Saturday, June 10, 2017

Getting Back on the Carousel

I used to think that the way to do things was to "learn discipline," to figure out how to do them every day and never stop. I'm actually great at discipline and habits, it turns out, but that's never been the real answer for me.

So much more important than learning how to do things daily, and so much more important than learning how to make a rigid schedule and stick to it, is learning what to do when that's not what happens.

I call this "getting back on the carousel."

How do I pick up a notebook I haven't touched in a while? How do I go back to the library when I owe them fines for overdue books? I used to go to events that group put on—but how do I face them if I haven't been there for a while?

The reason I call this getting back on the carousel is because the sensation sometimes reminds me of trying to jump onto an object that's already spinning and moving. People have carried on while I was away, or sick, or busy with other things. Nothing is in the place I remembered it being. This is true even if the thing in question only has to do with me. A story I was writing never seems to be quite in the condition I left it in.

For me, it takes a lot of bravery to jump onto that spinning carousel. There's a part of me that wants to go away and never ride a carousel again.

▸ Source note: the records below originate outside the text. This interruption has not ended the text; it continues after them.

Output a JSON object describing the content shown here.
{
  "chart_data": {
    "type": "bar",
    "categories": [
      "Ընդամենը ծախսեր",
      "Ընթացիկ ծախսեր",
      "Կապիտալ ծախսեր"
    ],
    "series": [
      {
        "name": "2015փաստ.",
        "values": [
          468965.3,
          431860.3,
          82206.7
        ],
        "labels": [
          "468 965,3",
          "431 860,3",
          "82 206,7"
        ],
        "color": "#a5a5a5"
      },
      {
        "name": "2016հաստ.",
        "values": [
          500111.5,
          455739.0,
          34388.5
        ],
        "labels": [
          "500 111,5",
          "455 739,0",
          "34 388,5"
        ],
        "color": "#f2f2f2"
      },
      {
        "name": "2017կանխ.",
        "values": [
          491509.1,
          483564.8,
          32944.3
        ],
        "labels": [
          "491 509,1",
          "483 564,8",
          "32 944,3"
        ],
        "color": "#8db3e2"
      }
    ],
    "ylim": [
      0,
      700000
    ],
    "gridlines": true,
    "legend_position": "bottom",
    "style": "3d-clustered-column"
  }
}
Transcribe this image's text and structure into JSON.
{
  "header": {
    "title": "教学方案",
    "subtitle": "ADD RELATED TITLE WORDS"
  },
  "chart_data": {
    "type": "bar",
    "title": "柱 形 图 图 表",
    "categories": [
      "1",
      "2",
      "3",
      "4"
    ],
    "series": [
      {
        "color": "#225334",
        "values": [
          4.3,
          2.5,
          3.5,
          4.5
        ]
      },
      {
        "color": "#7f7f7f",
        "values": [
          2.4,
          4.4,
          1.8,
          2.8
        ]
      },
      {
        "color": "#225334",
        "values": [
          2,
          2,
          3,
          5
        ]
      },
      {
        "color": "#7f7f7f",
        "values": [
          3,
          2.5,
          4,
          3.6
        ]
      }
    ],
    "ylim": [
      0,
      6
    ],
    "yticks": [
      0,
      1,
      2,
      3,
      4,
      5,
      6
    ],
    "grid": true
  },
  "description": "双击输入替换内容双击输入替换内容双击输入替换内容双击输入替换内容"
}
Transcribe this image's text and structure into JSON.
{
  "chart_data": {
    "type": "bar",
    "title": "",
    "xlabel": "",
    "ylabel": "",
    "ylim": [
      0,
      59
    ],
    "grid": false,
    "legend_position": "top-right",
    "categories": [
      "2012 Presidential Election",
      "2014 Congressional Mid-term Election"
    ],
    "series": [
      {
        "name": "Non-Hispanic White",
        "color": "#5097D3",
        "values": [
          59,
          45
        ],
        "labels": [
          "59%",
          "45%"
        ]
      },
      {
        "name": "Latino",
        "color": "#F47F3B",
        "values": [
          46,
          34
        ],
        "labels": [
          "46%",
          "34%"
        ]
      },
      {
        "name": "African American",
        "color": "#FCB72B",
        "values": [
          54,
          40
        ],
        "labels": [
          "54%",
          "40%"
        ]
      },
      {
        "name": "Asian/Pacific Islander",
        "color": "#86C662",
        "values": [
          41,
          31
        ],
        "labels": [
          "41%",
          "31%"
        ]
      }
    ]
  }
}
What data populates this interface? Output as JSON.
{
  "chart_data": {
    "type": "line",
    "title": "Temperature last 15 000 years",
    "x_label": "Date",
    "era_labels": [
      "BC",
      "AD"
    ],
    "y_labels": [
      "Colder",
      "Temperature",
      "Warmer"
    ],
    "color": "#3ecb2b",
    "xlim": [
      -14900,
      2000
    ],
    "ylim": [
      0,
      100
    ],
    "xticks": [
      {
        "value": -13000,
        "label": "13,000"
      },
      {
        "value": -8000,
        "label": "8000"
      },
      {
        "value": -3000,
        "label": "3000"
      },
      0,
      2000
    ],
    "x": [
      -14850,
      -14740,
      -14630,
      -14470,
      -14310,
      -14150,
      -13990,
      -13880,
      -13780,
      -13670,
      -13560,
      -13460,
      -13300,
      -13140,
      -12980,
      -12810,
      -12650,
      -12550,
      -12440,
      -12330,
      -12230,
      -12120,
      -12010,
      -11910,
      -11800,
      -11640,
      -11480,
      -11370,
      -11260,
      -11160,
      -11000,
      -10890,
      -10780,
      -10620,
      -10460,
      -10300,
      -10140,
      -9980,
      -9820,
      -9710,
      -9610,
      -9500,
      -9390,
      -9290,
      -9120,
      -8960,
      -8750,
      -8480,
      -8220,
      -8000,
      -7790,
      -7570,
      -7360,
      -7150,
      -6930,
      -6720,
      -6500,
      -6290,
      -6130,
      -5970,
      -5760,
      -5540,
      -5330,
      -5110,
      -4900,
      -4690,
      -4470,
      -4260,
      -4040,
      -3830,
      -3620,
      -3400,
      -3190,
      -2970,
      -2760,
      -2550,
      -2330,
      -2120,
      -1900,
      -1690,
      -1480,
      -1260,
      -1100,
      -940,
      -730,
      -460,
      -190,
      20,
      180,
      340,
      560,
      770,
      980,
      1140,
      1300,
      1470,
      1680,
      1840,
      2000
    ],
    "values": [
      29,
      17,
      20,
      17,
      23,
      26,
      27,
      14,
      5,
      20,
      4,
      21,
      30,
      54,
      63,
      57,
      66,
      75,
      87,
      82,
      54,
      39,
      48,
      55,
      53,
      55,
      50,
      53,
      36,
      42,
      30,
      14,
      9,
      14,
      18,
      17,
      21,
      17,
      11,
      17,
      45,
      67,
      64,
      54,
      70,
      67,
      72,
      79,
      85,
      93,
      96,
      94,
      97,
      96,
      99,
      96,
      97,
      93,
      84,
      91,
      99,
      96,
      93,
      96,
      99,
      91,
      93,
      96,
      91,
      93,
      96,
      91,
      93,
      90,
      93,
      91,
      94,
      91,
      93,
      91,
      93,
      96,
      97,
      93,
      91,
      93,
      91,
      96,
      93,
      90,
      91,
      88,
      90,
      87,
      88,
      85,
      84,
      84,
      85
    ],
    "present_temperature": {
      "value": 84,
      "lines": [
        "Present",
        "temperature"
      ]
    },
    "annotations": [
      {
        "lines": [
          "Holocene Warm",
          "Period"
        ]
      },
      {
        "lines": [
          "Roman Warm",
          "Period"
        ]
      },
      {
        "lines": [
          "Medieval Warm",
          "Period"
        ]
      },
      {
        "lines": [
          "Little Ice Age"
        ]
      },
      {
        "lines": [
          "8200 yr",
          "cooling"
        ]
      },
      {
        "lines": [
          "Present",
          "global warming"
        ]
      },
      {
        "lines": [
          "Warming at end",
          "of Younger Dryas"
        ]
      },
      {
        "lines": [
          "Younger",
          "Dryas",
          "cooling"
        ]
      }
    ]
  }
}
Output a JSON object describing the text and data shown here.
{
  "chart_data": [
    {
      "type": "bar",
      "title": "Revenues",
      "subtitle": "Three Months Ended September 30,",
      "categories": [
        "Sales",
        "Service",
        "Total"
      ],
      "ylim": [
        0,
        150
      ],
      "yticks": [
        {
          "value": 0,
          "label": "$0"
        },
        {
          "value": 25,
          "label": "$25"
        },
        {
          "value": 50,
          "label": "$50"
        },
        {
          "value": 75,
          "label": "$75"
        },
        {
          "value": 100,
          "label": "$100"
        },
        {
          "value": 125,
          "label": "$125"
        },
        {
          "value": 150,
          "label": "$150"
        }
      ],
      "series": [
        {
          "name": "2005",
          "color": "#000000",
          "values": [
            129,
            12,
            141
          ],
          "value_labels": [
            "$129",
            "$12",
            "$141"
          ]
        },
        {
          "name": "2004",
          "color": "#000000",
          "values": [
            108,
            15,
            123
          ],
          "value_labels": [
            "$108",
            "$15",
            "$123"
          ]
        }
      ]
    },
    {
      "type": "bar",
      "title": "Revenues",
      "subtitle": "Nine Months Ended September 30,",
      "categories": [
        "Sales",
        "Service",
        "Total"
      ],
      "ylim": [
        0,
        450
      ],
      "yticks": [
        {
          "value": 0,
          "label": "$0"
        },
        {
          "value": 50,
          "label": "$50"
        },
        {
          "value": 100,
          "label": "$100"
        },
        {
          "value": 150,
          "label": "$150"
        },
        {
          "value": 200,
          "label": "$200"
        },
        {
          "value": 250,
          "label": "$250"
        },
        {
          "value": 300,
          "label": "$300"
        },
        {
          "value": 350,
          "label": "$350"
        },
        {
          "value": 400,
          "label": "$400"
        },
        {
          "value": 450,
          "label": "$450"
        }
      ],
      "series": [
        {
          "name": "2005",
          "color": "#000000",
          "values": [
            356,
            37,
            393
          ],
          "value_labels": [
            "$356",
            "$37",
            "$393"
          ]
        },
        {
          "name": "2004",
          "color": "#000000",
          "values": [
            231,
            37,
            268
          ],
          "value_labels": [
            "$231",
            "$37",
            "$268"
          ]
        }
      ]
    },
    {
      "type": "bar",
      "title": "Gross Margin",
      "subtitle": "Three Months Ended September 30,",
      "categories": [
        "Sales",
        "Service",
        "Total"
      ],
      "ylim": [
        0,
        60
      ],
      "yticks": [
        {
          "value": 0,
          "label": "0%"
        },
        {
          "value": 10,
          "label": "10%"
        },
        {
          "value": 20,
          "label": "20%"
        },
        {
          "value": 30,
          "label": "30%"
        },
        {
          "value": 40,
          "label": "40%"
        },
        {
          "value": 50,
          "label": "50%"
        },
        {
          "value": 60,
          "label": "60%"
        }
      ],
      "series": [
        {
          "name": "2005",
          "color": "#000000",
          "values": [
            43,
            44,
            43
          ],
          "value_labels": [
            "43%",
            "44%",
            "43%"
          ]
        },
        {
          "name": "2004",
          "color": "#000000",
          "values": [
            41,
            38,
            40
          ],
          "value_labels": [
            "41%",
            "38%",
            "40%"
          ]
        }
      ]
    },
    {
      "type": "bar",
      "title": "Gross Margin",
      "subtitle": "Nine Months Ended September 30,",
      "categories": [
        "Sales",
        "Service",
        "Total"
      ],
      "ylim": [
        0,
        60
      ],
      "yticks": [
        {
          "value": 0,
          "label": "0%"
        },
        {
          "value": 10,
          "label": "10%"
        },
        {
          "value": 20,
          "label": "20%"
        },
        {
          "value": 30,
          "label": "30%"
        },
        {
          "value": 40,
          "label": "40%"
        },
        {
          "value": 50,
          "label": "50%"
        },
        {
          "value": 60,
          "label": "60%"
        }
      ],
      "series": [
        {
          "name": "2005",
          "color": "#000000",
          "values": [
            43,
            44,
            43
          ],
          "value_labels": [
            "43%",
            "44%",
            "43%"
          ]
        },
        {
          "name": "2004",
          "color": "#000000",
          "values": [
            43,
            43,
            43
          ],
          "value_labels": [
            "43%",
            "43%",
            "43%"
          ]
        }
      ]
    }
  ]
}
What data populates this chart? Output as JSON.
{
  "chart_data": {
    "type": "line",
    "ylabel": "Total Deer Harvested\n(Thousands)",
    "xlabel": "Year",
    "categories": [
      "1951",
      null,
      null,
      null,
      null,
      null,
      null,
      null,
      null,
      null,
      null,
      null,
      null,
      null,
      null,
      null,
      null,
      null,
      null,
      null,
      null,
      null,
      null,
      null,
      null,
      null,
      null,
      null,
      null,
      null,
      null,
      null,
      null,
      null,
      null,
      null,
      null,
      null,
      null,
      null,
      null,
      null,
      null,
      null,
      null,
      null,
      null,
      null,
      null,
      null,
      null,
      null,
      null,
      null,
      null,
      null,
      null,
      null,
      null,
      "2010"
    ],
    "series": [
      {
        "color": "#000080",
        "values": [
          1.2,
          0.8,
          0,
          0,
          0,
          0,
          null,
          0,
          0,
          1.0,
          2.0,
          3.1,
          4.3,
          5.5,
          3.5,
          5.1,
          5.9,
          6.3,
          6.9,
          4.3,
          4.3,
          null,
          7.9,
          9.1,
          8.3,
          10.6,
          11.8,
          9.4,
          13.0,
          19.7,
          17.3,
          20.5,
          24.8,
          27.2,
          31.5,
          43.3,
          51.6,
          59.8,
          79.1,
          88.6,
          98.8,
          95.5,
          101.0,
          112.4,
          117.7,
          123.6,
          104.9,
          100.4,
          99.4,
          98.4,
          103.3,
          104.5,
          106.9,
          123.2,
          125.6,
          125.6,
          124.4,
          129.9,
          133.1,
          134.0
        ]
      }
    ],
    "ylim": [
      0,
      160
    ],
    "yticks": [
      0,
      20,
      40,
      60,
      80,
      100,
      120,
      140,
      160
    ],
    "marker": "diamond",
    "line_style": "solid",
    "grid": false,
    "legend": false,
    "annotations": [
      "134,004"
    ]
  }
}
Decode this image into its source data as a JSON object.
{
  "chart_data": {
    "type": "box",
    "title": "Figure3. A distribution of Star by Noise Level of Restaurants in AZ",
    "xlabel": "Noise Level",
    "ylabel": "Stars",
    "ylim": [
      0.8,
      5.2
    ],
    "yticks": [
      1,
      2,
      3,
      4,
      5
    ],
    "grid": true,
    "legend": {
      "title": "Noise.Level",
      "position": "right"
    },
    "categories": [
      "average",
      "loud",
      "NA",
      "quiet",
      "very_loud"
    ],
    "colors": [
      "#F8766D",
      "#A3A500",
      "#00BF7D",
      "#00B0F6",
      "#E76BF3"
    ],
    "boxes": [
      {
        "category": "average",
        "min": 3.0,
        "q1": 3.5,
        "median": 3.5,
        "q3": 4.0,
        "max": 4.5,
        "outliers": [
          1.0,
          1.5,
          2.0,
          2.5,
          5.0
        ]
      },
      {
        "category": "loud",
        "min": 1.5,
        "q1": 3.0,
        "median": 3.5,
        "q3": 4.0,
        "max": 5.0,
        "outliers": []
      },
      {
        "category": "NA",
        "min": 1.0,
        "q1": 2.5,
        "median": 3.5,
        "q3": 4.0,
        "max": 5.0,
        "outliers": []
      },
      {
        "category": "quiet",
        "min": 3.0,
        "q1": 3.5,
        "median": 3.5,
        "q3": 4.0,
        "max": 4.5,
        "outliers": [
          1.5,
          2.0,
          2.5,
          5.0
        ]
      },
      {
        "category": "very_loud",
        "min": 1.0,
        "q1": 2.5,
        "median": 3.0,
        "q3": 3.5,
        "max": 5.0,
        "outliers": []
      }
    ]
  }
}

I think this is the source of the admonishments to establish rigid habits and never break them. It's true in my experience that there's an easy flow to following a habit that's solidly in place.

I think, however, that those admonishments are short-sighted. They're so harsh, and they offer little help when it comes to the inevitability of reality: at some point, all of us get off the carousel, for all sorts of reasons, sometimes for a really long time. Sometimes it's a long enough time that when you get back you find out the carousel's been repainted and moved to an entirely different location. Or maybe it just doesn't run anymore.

One of the biggest ways the admonishments don't help me is that they make me feel guilty and afraid—even more than I already am. I learned to write by writing 500 words every day, so you might think I'd like that writing advice. I don't, though, because I know what sort of guilt I lived with when I couldn't maintain that habit.

Instead, I'd say: Write when you can. Write when you want to. Figure out when is a good time for you to write and how you want to do it. Trust yourself. Sometimes rest is necessary. Forgive yourself. Sometimes it's sunny outside or you're sick or there's a book you really want to read or someone else needs your attention. However you do it, though, learn how to get back on the carousel. Setbacks will happen. Give yourself the chance to deal with them. Get the rest you need. Then begin again, gently.

Honestly, I wish I didn't have to say "forgive yourself," because I wish there was a way to not feel guilty at all about setbacks or periods of rest. I wish I could take them in stride and see that they don't actually call for forgiveness. Forgive yourself is a nice idea, but it contains the suggestion that a sin has been committed. And it's not a sin to get sick. It's not a sin to be exhausted.

When I was younger, I read too many stories about writers who woke up at 3 a.m. to write, because that's "what you do when you're really committed." I disagree. It's a way of showing commitment, yes, but over a lifetime what I think means the most is getting back on the carousel, over and over again, whatever that looks like. Seriously. Playfully. Joyfully. Because you hope it will cheer you up. Because your friends are there. Because you hope you'll make friends there. Because you want to. Because you need to. Because you don't know what else to do. Because it's fun.

Commitment, to me, is finding ways to fit what matters to me into my life, however it's possible to fit it there. Maybe I can't write right now, for whatever reason. There are times when I've maintained my commitment by touching the spines of books at the library, just to remind myself that I care about the words that go inside books.

I think things very often get compared to the workplace—and a harsh view of it at that. But what if I compare writing to love? I don't rigidly sit down to breakfast with my partners like clockwork. We live our lives and intertwine them as best we can. And I trust that it's not all going to fall apart just because I don't see one partner for one day—or longer. I trust love to pull us back to each other. These things don't always have to be forced.

Sometimes, I've been uncertain of whether I'll ever manage to get back on the carousel, and then I find myself there, on a cool night, surrounded by the smell of green, and suddenly it feels easy. It's okay to wait for that, if you need to.

I've wanted to say these things for a while. I recently went through a six month period where I couldn't do much beyond basic survival. Not only did I have to forgive myself for not doing more, I had to realize that there was nothing to be forgiven. But it was hard on my sense of self because there's a lot of me that's still wrapped up in that discipline nonsense. The point, though, is that I had to learn to trust my ability to get back on the carousel when I was ready. The things I love don't disappear just because I can't see them. The person I am doesn't disappear if I can't get up at 3 a.m. to do something hard.

This seemed like a good occasion because, after a little over a month of posting daily on this blog, it's now been a week. And I liked the discipline. I was proud of the streak. But I think people put too much stock in the streak, because here I am again, see? Getting back on the carousel. Returning. And if I look at the history of this blog, it's the returning that matters. I've returned so many times, for so many years now. These days, that's something I trust more than discipline.